Dolt is Git for Data

(github.com)

334 points gjvc | 2 comments | 23 Jun 22 11:04 UTC | HN request time: 0.543s | source

Show context

remram ◴[23 Jun 22 15:33 UTC] No.31850562[source]▶

What kind of merge actually happens, e.g. how does it deal with conflicts? Does it merge at the SQL command level or at the changed tuple level?

If I have

    name   job age
    remram dev 32

and I concurrently do

    UPDATE table SET age = age + 2 WHERE job = 'dev';
    UPDATE table SET job = 'mgr' WHERE age = 32;

Do I get a conflict? Do I get something consistent with the two transactions serialized, e.g. dev 34 or op 32)? Can I get something that no ordering of transaction could have given me, like mgr 34?

replies(1): >>31850773 #

zachmu ◴[23 Jun 22 15:47 UTC] No.31850773[source]▶

>>31850562 #

Merge is cell-wise. If the two heads being merged edited disjoint cells, there's no conflict, they merge together. If they touched the same cell, or if one branch deleted a row another added, then you get a conflict.
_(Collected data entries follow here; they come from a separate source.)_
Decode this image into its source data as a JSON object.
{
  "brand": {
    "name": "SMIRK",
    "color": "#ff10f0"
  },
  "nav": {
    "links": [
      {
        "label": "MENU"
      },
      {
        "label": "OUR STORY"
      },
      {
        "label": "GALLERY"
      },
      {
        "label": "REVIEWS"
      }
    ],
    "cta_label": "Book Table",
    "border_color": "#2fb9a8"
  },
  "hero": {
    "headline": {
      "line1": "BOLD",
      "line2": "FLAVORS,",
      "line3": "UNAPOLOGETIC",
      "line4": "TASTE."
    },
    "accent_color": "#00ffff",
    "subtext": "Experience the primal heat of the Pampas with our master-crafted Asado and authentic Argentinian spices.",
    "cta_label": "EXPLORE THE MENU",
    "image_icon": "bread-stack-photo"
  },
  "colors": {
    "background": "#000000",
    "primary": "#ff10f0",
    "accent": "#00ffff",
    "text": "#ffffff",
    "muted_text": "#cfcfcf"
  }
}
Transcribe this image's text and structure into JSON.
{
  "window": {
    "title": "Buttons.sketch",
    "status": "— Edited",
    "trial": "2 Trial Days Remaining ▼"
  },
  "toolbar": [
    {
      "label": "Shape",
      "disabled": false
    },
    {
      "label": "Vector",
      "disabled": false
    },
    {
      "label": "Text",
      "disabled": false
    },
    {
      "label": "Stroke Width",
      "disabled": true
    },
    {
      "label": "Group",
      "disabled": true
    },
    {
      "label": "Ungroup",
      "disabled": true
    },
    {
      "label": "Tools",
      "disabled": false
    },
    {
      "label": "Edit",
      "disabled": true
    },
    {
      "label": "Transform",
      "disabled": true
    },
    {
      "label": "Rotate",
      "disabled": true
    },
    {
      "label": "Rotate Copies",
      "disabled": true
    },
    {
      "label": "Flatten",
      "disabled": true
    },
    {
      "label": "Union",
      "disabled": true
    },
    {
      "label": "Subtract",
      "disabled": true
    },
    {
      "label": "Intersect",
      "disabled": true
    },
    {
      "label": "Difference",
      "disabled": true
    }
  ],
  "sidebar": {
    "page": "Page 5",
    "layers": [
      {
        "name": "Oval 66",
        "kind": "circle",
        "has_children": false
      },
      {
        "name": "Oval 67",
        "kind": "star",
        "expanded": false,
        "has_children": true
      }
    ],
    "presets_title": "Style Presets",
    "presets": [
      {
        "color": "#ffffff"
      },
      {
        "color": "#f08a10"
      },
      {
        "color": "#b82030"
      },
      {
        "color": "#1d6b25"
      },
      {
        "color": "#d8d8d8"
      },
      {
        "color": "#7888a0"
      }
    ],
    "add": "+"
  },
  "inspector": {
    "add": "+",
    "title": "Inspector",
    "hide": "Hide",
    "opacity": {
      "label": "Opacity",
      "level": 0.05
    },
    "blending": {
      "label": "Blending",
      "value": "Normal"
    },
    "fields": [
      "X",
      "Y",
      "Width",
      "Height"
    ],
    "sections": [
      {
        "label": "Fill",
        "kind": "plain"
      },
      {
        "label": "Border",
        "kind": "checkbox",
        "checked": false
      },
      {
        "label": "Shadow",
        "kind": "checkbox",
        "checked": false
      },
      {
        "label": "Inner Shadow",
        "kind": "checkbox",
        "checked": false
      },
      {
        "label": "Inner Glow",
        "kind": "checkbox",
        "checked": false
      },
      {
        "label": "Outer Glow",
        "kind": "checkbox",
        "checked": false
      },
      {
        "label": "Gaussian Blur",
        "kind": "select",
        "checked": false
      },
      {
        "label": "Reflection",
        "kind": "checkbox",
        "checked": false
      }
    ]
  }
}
Merge conflicts are stored in a special system table so you can decide what to do with them, kind of analogous to conflict markers in a source file. More details here:

https://docs.dolthub.com/sql-reference/version-control/merge...

The situation you're talking about with two transactions isn't a merge operation, it's just normal database transaction isolation level stuff. Dolt supports REPEATABLE_READ right now, with others coming in future releases. So in the example above, whichever transaction committed last would fail and get rolled back (assuming they touched the same rows).

replies(1): >>31852404 #

remram ◴[23 Jun 22 17:28 UTC] No.31852404[source]▶

>>31850773 #

> The situation you're talking about with two transactions isn't a merge operation, it's just normal database transaction isolation level stuff

I mean, arguably. It's not like there is a standard definition for "merge operation" on data. Even Git tries to do more than line-level changes, taking context into account, and turning one line change into two line changes if merging across a file copy for example.

Dolt markets itself as "a version controlled SQL database", so I think it is perfectly reasonable to consider the standard that already exists for concurrent changes to a SQL database, and that's transaction isolation.

I guess anything more complex than this would be pretty unwieldy though, with probably little benefits. I am struggling to come up with a good example for the kind of anomaly I imagine.

replies(1): >>31853137 #

zachmu ◴[23 Jun 22 18:19 UTC] No.31853137[source]▶

>>31852404 #

You're thinking too small. The transaction is generally not the unit you want to apply version control to, databases already have robust concurrency support at that level.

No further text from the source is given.